# anyone familiar with bigcartel?



## eebo540 (Mar 16, 2009)

Hey guys,
Anyone recently used bigcartel for shopping cart access? wondering how it fares with Paypal and any good/bad points about it
Cheers!


----------



## splathead (Dec 4, 2005)

Bigcartel is paypal shopping cart. All they use is paypal.


----------



## 1Ali (Mar 5, 2009)

I don't know much about them but I do know they put .bigcartel in YOUR web address.


----------



## cpix (Aug 25, 2007)

You can take out the .bigcartel in your address if you create a CNAME pointing your domain to your bigcartel domain. Also, customers without a Paypal account can still purchase items. It's a good system in my opinion. I'm using it for my store.


----------



## Fbomb (Jul 29, 2007)

crackpixels said:


> You can take out the .bigcartel in your address if you create a CNAME pointing your domain to your bigcartel domain. Also, customers without a Paypal account can still purchase items. It's a good system in my opinion. I'm using it for my store.

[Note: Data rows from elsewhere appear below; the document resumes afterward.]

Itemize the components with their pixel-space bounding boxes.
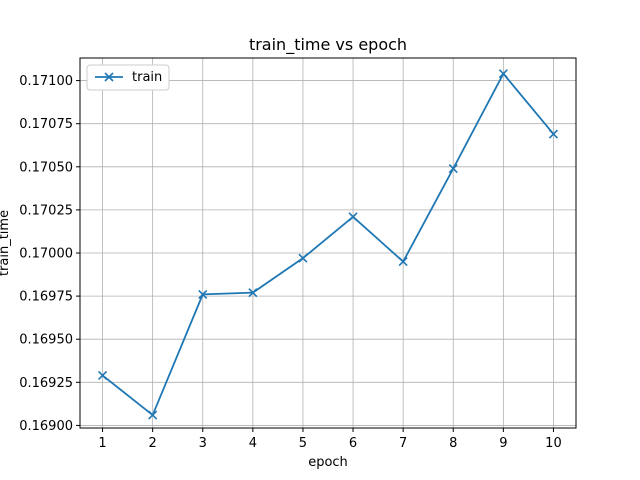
y-tick-label: 0.17000 (19, 247, 73, 262)
legend-label-train: train (132, 70, 162, 85)
x-tick-label: 9 (499, 436, 507, 451)
x-tick-label: 3 (199, 436, 207, 451)
data-point-marker (398, 257, 408, 267)
y-tick-label: 0.16900 (19, 419, 73, 434)
grid-lines (80, 58, 576, 428)
data-point-marker (248, 288, 258, 298)
data-point-marker (448, 163, 458, 174)
data-point-marker (148, 410, 158, 420)
data-point-marker (298, 253, 308, 263)
series-line-train (101, 72, 555, 416)
x-tick-label: 6 (349, 436, 357, 451)
y-tick-label: 0.16925 (19, 376, 73, 391)
data-point-marker (198, 289, 208, 299)
x-tick-label: 5 (299, 436, 307, 451)
y-tick-label: 0.16975 (19, 290, 73, 305)
x-tick-label: 2 (149, 436, 157, 451)
x-tick-label: 7 (399, 436, 407, 451)
y-tick-label: 0.16950 (19, 333, 73, 348)
series-layer (97, 69, 559, 420)
data-point-marker (498, 69, 508, 79)
plot-frame (79, 57, 577, 429)
x-tick-label: 10 (545, 436, 562, 451)
data-point-marker (97, 370, 108, 380)
data-point-marker (548, 129, 559, 139)
plot-area (80, 58, 576, 428)
x-tick-label: 4 (249, 436, 257, 451)
x-tick-label: 1 (98, 436, 106, 451)
legend-box (86, 64, 170, 91)
legend: train (86, 64, 170, 91)
x-tick-label: 8 (449, 436, 457, 451)
tick-layer: 1 2 3 4 5 6 7 8 9 10 0.16900 0.16925 0.16950 0.16975 0… (19, 74, 561, 451)
legend-marker (104, 72, 114, 82)
y-tick-label: 0.17050 (19, 160, 73, 175)
y-tick-label: 0.17075 (19, 117, 73, 132)
x-axis-label: epoch (308, 455, 348, 470)
chart-title: train_time vs epoch (249, 35, 407, 55)
y-tick-label: 0.17100 (19, 74, 73, 89)
data-point-marker (348, 212, 358, 222)
y-axis-label: train_time (0, 210, 12, 276)
y-tick-label: 0.17025 (19, 203, 73, 218)
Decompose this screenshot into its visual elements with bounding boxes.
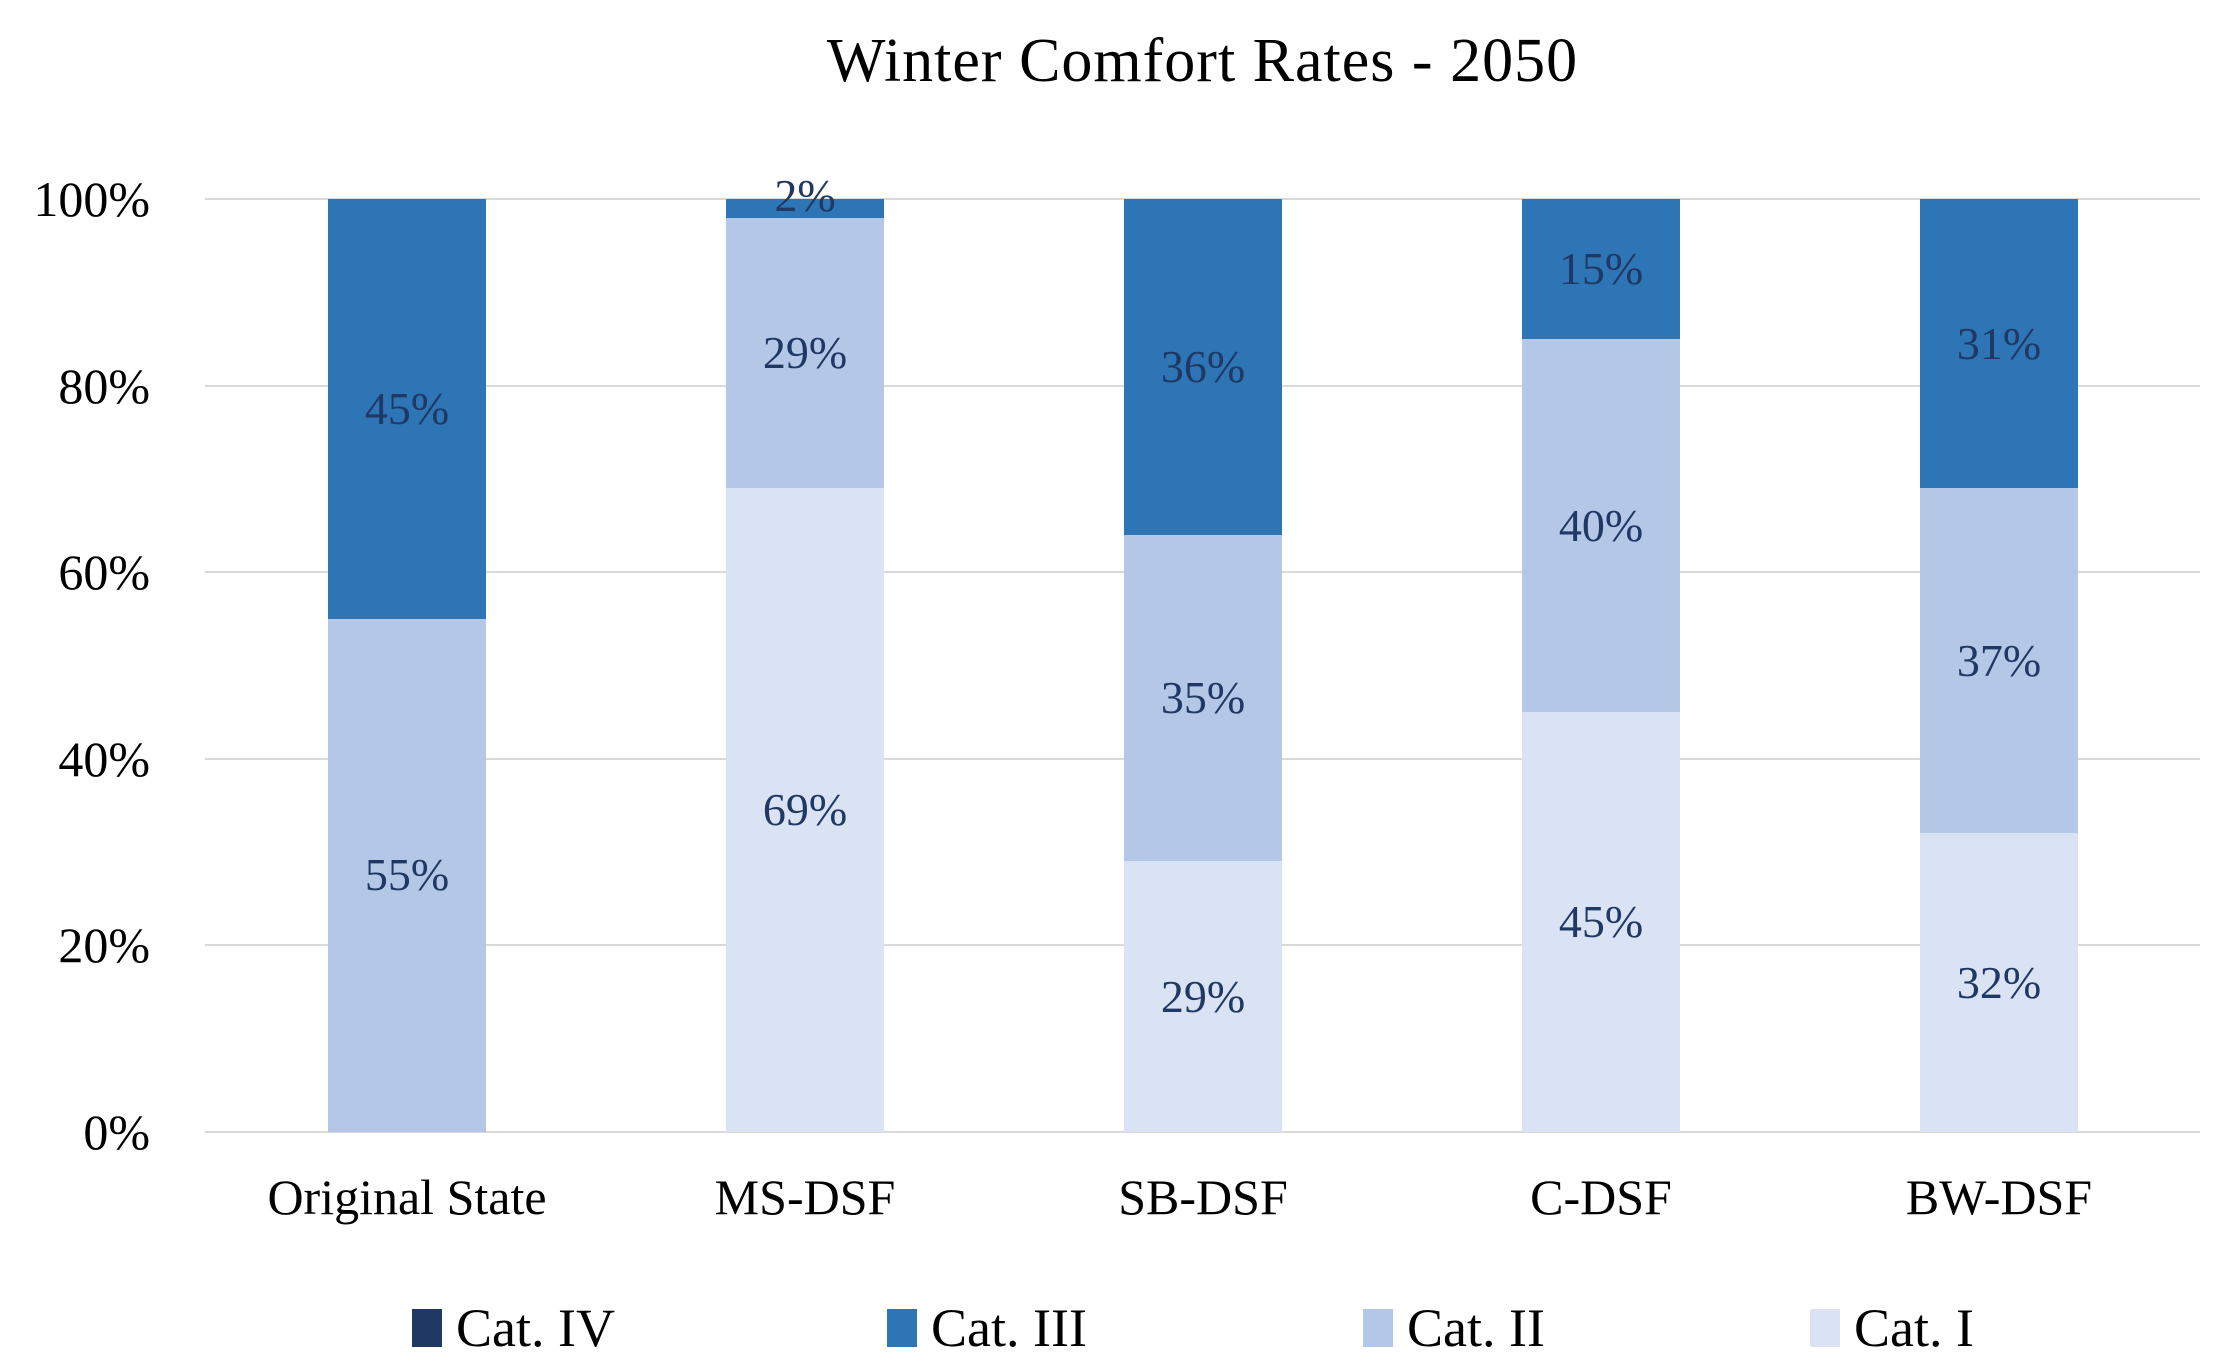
bar-segment-cat-ii: [1124, 534, 1282, 862]
legend-label: Cat. IV: [456, 1298, 615, 1358]
y-axis-tick-label: 60%: [58, 544, 150, 601]
bar-segment-cat-i: [1522, 712, 1680, 1132]
x-axis-category-label: MS-DSF: [714, 1169, 896, 1225]
y-axis-tick-label: 100%: [33, 171, 150, 227]
bar-segment-cat-i: [1920, 833, 2078, 1132]
legend-label: Cat. III: [931, 1298, 1087, 1358]
y-axis-tick-label: 40%: [58, 730, 150, 787]
bar-segment-cat-ii: [1522, 338, 1680, 713]
bar-segment-cat-ii: [726, 217, 884, 489]
gridline: [205, 1131, 2200, 1133]
bar-segment-cat-iii: [1522, 199, 1680, 339]
legend-item-cat-iv: Cat. IV: [412, 1297, 615, 1359]
legend-item-cat-i: Cat. I: [1810, 1297, 1974, 1359]
legend-label: Cat. II: [1407, 1298, 1545, 1358]
bar-segment-cat-ii: [1920, 488, 2078, 834]
bar-segment-cat-i: [1124, 861, 1282, 1132]
y-axis-tick-label: 20%: [58, 917, 150, 974]
legend-swatch: [412, 1309, 442, 1347]
legend-swatch: [887, 1309, 917, 1347]
x-axis-category-label: BW-DSF: [1905, 1169, 2093, 1225]
bar-segment-cat-ii: [328, 618, 486, 1132]
bar-segment-cat-iii: [328, 199, 486, 619]
x-axis-category-label: C-DSF: [1530, 1169, 1672, 1225]
bar-segment-cat-i: [726, 488, 884, 1132]
y-axis-tick-label: 0%: [83, 1104, 150, 1160]
x-axis-category-label: SB-DSF: [1118, 1169, 1288, 1225]
bar-segment-cat-iii: [1124, 199, 1282, 535]
bar-segment-cat-iii: [726, 199, 884, 218]
y-axis-tick-label: 80%: [58, 357, 150, 414]
chart-title: Winter Comfort Rates - 2050: [826, 27, 1579, 95]
legend-item-cat-iii: Cat. III: [887, 1297, 1087, 1359]
bar-segment-cat-iii: [1920, 199, 2078, 489]
x-axis-category-label: Original State: [267, 1169, 547, 1225]
legend-label: Cat. I: [1854, 1298, 1974, 1358]
legend-swatch: [1363, 1309, 1393, 1347]
legend-swatch: [1810, 1309, 1840, 1347]
legend-item-cat-ii: Cat. II: [1363, 1297, 1545, 1359]
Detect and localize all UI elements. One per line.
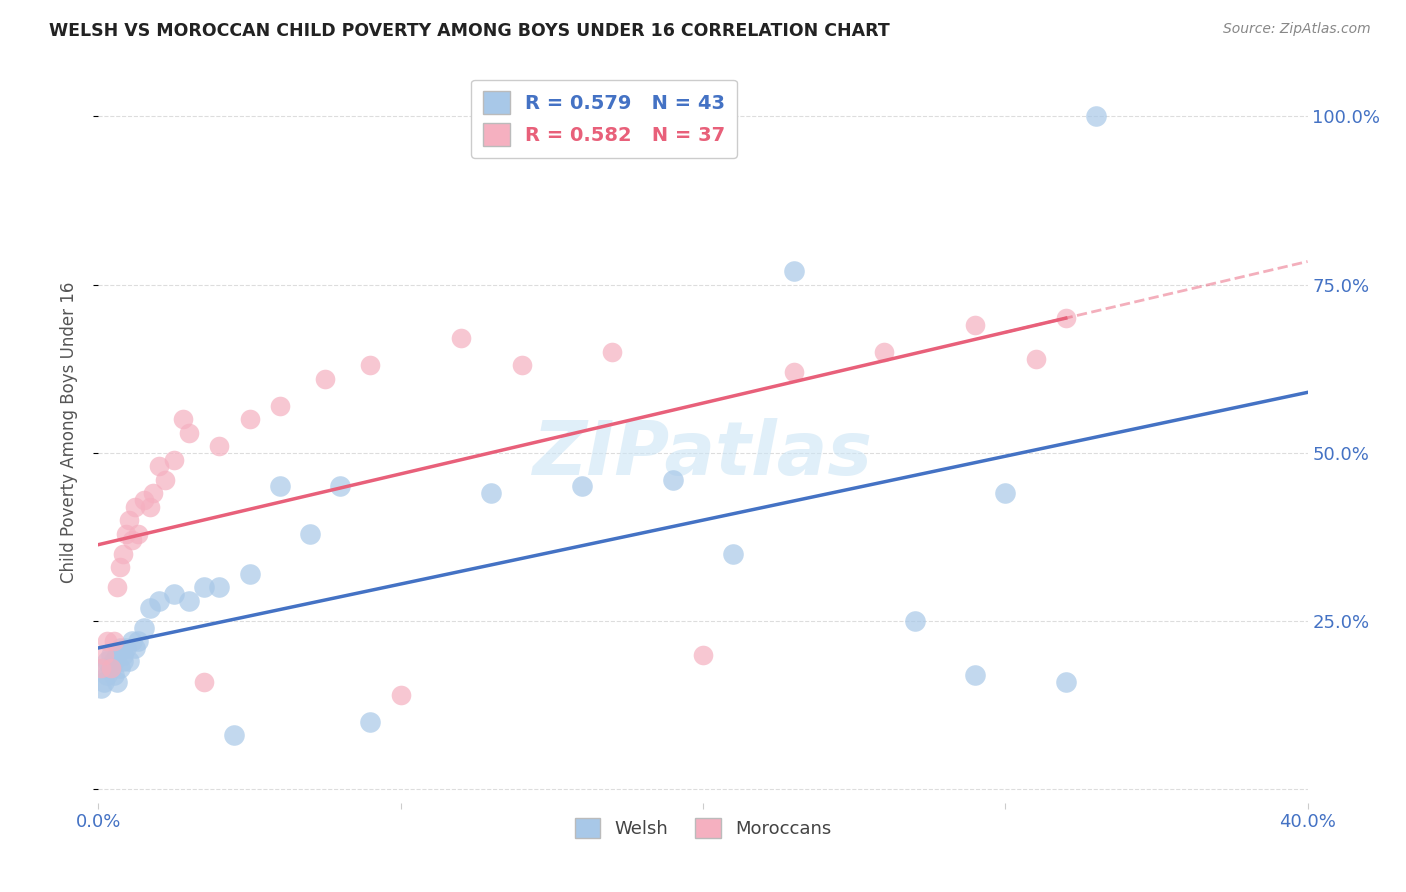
Point: [142, 486, 165, 500]
Point: [965, 668, 987, 682]
Point: [873, 344, 896, 359]
Point: [224, 729, 246, 743]
Point: [389, 688, 412, 702]
Point: [360, 714, 382, 729]
Point: [193, 674, 215, 689]
Point: [132, 492, 155, 507]
Point: [118, 513, 141, 527]
Point: [571, 479, 593, 493]
Text: WELSH VS MOROCCAN CHILD POVERTY AMONG BOYS UNDER 16 CORRELATION CHART: WELSH VS MOROCCAN CHILD POVERTY AMONG BO…: [49, 22, 890, 40]
Point: [208, 439, 231, 453]
Point: [103, 668, 125, 682]
Point: [108, 661, 131, 675]
Point: [661, 473, 683, 487]
Point: [105, 581, 128, 595]
Point: [239, 566, 262, 581]
Text: ZIPatlas: ZIPatlas: [533, 418, 873, 491]
Point: [93, 661, 115, 675]
Point: [114, 640, 136, 655]
Point: [139, 500, 162, 514]
Point: [1054, 311, 1077, 326]
Point: [103, 634, 125, 648]
Point: [121, 533, 143, 548]
Point: [965, 318, 987, 332]
Point: [360, 359, 382, 373]
Point: [111, 547, 134, 561]
Point: [510, 359, 533, 373]
Point: [96, 668, 118, 682]
Point: [481, 486, 503, 500]
Point: [93, 648, 115, 662]
Point: [783, 264, 806, 278]
Point: [93, 674, 115, 689]
Point: [100, 648, 122, 662]
Point: [329, 479, 352, 493]
Y-axis label: Child Poverty Among Boys Under 16: Child Poverty Among Boys Under 16: [59, 282, 77, 583]
Point: [602, 344, 624, 359]
Point: [904, 614, 927, 628]
Point: [105, 674, 128, 689]
Point: [96, 655, 118, 669]
Point: [783, 365, 806, 379]
Point: [121, 634, 143, 648]
Point: [269, 479, 291, 493]
Point: [111, 648, 134, 662]
Point: [100, 661, 122, 675]
Point: [163, 452, 186, 467]
Point: [118, 655, 141, 669]
Point: [208, 581, 231, 595]
Point: [269, 399, 291, 413]
Point: [1024, 351, 1046, 366]
Point: [239, 412, 262, 426]
Point: [299, 526, 322, 541]
Point: [124, 640, 146, 655]
Point: [108, 560, 131, 574]
Point: [103, 655, 125, 669]
Point: [100, 661, 122, 675]
Point: [105, 648, 128, 662]
Point: [127, 634, 149, 648]
Point: [132, 621, 155, 635]
Point: [179, 594, 201, 608]
Point: [1054, 674, 1077, 689]
Point: [994, 486, 1017, 500]
Point: [153, 473, 176, 487]
Point: [179, 425, 201, 440]
Point: [96, 634, 118, 648]
Point: [193, 581, 215, 595]
Point: [450, 331, 472, 345]
Point: [172, 412, 194, 426]
Point: [111, 655, 134, 669]
Point: [108, 640, 131, 655]
Point: [314, 372, 336, 386]
Point: [124, 500, 146, 514]
Point: [90, 661, 112, 675]
Point: [692, 648, 714, 662]
Point: [114, 526, 136, 541]
Point: [139, 600, 162, 615]
Point: [148, 594, 170, 608]
Point: [163, 587, 186, 601]
Point: [127, 526, 149, 541]
Legend: Welsh, Moroccans: Welsh, Moroccans: [568, 810, 838, 846]
Point: [1085, 109, 1108, 123]
Point: [90, 681, 112, 696]
Text: Source: ZipAtlas.com: Source: ZipAtlas.com: [1223, 22, 1371, 37]
Point: [148, 459, 170, 474]
Point: [723, 547, 745, 561]
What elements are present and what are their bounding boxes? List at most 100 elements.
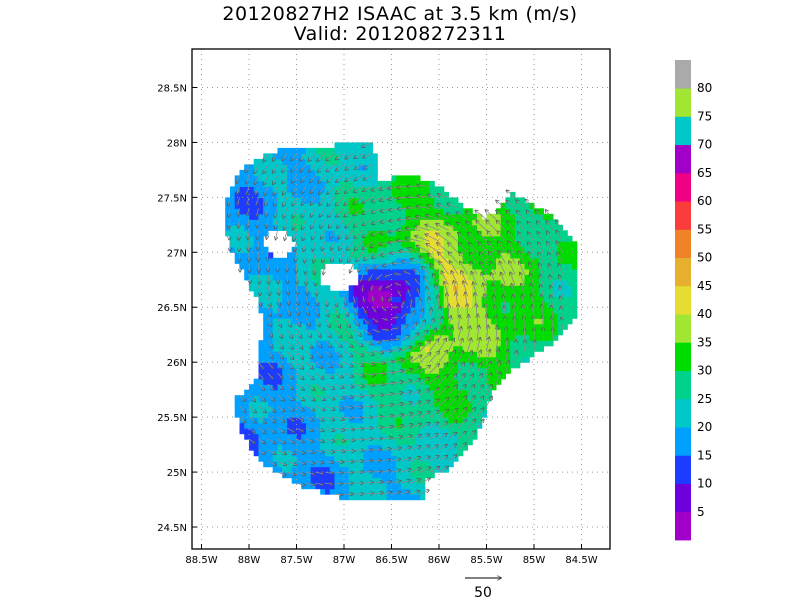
wind-speed-cell: [301, 411, 307, 418]
wind-vector: [267, 383, 274, 390]
wind-speed-cell: [382, 411, 388, 418]
wind-speed-cell: [320, 356, 326, 363]
wind-vector: [493, 284, 497, 297]
wind-speed-cell: [548, 318, 554, 325]
wind-speed-cell: [306, 307, 312, 314]
wind-vector: [479, 252, 487, 264]
wind-speed-cell: [453, 307, 459, 314]
wind-speed-cell: [382, 235, 388, 242]
wind-vector: [239, 241, 240, 251]
wind-speed-cell: [510, 263, 516, 270]
wind-speed-cell: [401, 224, 407, 231]
wind-speed-cell: [377, 307, 383, 314]
wind-speed-cell: [401, 406, 407, 413]
wind-speed-cell: [334, 323, 340, 330]
wind-speed-cell: [372, 428, 378, 435]
wind-vector: [411, 299, 412, 308]
wind-speed-cell: [472, 318, 478, 325]
wind-speed-cell: [272, 318, 278, 325]
wind-speed-cell: [296, 455, 302, 462]
wind-vector: [322, 241, 326, 250]
wind-speed-cell: [382, 483, 388, 490]
wind-speed-cell: [462, 323, 468, 330]
wind-speed-cell: [382, 230, 388, 237]
wind-speed-cell: [363, 191, 369, 198]
wind-speed-cell: [382, 219, 388, 226]
wind-speed-cell: [420, 488, 426, 495]
wind-speed-cell: [434, 378, 440, 385]
wind-speed-cell: [363, 186, 369, 193]
wind-speed-cell: [458, 439, 464, 446]
wind-speed-cell: [353, 334, 359, 341]
wind-vector: [457, 327, 461, 341]
wind-speed-cell: [358, 422, 364, 429]
wind-vector: [315, 472, 324, 474]
wind-speed-cell: [410, 197, 416, 204]
wind-speed-cell: [253, 186, 259, 193]
wind-speed-cell: [458, 208, 464, 215]
wind-speed-cell: [225, 213, 231, 220]
wind-speed-cell: [296, 169, 302, 176]
wind-speed-cell: [377, 257, 383, 264]
wind-speed-cell: [396, 362, 402, 369]
wind-speed-cell: [391, 323, 397, 330]
wind-speed-cell: [329, 202, 335, 209]
wind-vector: [441, 271, 449, 286]
wind-speed-cell: [386, 461, 392, 468]
wind-speed-cell: [301, 466, 307, 473]
wind-vector: [239, 416, 246, 423]
wind-speed-cell: [524, 334, 530, 341]
wind-speed-cell: [310, 307, 316, 314]
wind-speed-cell: [325, 290, 331, 297]
wind-speed-cell: [472, 362, 478, 369]
wind-speed-cell: [263, 461, 269, 468]
wind-vector: [324, 383, 335, 389]
wind-vector: [296, 350, 304, 359]
wind-speed-cell: [306, 246, 312, 253]
wind-speed-cell: [291, 290, 297, 297]
wind-speed-cell: [538, 323, 544, 330]
wind-speed-cell: [510, 241, 516, 248]
wind-speed-cell: [258, 197, 264, 204]
wind-speed-cell: [548, 241, 554, 248]
wind-speed-cell: [439, 208, 445, 215]
wind-speed-cell: [372, 180, 378, 187]
wind-speed-cell: [477, 417, 483, 424]
wind-speed-cell: [296, 450, 302, 457]
wind-speed-cell: [249, 180, 255, 187]
wind-speed-cell: [329, 334, 335, 341]
wind-speed-cell: [296, 230, 302, 237]
wind-speed-cell: [244, 406, 250, 413]
wind-vector: [391, 425, 404, 429]
wind-vector: [410, 344, 422, 352]
wind-vector: [395, 283, 402, 285]
wind-vector: [362, 395, 373, 396]
wind-speed-cell: [268, 213, 274, 220]
wind-speed-cell: [453, 400, 459, 407]
wind-speed-cell: [515, 301, 521, 308]
wind-vector: [490, 262, 497, 275]
wind-vector: [391, 403, 404, 407]
wind-speed-cell: [481, 411, 487, 418]
wind-vector: [475, 210, 487, 220]
wind-speed-cell: [367, 312, 373, 319]
wind-speed-cell: [291, 400, 297, 407]
wind-speed-cell: [258, 224, 264, 231]
wind-speed-cell: [415, 384, 421, 391]
wind-speed-cell: [396, 197, 402, 204]
wind-vector: [354, 186, 364, 192]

I concur with everything he said...


----------



## kriscad (Dec 18, 2006)

the only downside that they need to fix is the *OPTION* to add for example:

$2 more for XXLG for a product....

Right now you have to *DUPLICATE* the item just for 2X or 3X and so on...


----------



## joeydgraffix (Sep 11, 2007)

I used them,and i absolutely loved their backend system. Easy and simple, inventory was cool too. I wish I could find a shopping cart that was that simple for inventory and shipping rates.


----------